Synchronously improved thermal conductivity and anti-leakage performance for phase change composite by SiC nanowires modified wood carbon

Abstract

The low thermal conductivity and poor shape-stability of organic phase change materials (PCMs) have limited their applications in thermal energy storage. In this work, to deal with these issues, silicon carbide (SiC) nanowires modified wood carbon (C) with a three-dimensional (3D) architecture by direct carbonization and subsequent carbothermal reduction is employed as porous matrix for supporting paraffin wax (PW). In particular, SiC nanowires are introduced into the anisotropically aligned microchannels of wood carbon to form a secondary porous network, as a result, the 3D SiC/C skeleton can notably enhance the thermal conductivity and leakproof performance of the phase change composites (PCCs).

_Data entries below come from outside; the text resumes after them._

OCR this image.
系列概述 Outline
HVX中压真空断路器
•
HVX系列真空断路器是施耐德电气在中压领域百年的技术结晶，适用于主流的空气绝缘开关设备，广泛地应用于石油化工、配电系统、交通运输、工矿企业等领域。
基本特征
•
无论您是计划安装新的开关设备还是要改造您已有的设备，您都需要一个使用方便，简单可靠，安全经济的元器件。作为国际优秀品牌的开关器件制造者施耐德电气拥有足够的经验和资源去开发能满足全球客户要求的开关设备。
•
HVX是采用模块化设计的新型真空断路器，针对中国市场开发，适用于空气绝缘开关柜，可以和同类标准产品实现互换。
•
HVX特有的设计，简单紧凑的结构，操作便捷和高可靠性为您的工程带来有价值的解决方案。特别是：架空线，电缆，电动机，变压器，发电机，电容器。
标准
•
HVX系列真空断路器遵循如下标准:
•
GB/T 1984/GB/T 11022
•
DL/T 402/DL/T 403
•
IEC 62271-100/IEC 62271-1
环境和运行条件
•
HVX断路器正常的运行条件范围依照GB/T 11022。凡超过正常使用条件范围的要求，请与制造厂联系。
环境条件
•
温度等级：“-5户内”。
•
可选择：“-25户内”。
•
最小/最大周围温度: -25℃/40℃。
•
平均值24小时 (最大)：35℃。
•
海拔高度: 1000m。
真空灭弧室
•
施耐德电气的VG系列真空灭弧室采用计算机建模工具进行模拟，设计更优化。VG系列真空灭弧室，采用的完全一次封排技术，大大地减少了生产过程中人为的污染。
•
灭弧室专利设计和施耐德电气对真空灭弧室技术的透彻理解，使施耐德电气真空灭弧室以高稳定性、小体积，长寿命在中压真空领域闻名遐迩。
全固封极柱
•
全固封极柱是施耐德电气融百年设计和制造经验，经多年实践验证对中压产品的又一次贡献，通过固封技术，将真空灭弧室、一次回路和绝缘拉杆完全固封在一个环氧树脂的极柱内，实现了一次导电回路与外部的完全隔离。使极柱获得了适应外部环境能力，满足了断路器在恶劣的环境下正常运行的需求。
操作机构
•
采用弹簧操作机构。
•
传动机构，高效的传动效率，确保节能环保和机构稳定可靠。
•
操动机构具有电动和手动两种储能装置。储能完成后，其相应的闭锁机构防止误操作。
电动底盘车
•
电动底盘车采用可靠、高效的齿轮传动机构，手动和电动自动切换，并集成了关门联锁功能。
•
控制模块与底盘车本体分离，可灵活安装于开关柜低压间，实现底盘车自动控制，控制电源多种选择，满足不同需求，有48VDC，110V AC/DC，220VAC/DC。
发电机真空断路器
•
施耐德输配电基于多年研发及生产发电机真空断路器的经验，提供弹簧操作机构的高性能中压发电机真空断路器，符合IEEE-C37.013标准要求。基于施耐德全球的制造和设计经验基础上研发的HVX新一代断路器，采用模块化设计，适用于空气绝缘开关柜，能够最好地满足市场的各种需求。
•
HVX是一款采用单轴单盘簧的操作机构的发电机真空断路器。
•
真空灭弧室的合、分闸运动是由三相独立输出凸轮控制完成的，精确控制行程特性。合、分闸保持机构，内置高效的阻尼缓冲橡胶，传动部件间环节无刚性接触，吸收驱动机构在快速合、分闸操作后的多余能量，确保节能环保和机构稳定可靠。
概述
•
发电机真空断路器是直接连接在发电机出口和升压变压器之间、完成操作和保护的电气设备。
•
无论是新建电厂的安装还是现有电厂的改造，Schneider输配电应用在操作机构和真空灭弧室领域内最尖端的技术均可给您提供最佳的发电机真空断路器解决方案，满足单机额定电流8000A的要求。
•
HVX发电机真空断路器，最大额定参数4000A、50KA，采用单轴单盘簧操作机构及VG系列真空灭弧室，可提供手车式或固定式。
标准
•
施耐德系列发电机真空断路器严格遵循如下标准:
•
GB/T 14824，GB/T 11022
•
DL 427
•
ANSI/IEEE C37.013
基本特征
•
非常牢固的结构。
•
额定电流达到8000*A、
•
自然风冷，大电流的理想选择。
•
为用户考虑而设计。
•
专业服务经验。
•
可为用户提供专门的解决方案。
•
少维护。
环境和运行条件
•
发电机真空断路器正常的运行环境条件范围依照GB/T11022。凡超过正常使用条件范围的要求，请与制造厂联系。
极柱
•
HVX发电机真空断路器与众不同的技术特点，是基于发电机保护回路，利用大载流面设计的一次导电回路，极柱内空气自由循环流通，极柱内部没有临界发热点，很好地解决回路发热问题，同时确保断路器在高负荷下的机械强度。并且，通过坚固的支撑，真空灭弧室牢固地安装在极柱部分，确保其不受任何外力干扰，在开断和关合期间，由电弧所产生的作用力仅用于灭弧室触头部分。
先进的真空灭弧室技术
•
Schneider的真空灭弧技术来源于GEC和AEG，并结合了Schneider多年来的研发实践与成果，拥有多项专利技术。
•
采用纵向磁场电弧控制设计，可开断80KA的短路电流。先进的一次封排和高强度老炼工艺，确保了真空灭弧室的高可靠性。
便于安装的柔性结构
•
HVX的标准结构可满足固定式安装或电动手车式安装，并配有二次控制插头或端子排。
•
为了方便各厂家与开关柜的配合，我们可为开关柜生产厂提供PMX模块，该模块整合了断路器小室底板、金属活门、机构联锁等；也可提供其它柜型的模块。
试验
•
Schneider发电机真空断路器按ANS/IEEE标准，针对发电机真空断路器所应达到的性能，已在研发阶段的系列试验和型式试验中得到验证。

In addition, thanks to the nature of wood carbon, the PCCs show anisotropically improved thermal conductivity, in which along the axial direction of wood carbon the thermal conductivity values are higher. The results show that the composites have an enhanced through-plane thermal conductivity (0.78 W m − 1K−1) compared to that of a neat paraffin (0.2 W m − 1K−1). As for the leakproof performance of the PCCs, the spider's web-like porous SiC sub-network in the microchannels of wood carbon can also offer additional capillary absorption force to liquid PW, so as to further enhance the anti-leakage property of wood carbon. Moreover, the PCCs also show excellent phase change reversibility, chemical stability upon long cycling and good photothermal conversion ability. This work provides a novel strategy for designing anisotropic structure for fabricating PCCs in advanced thermal management and storage.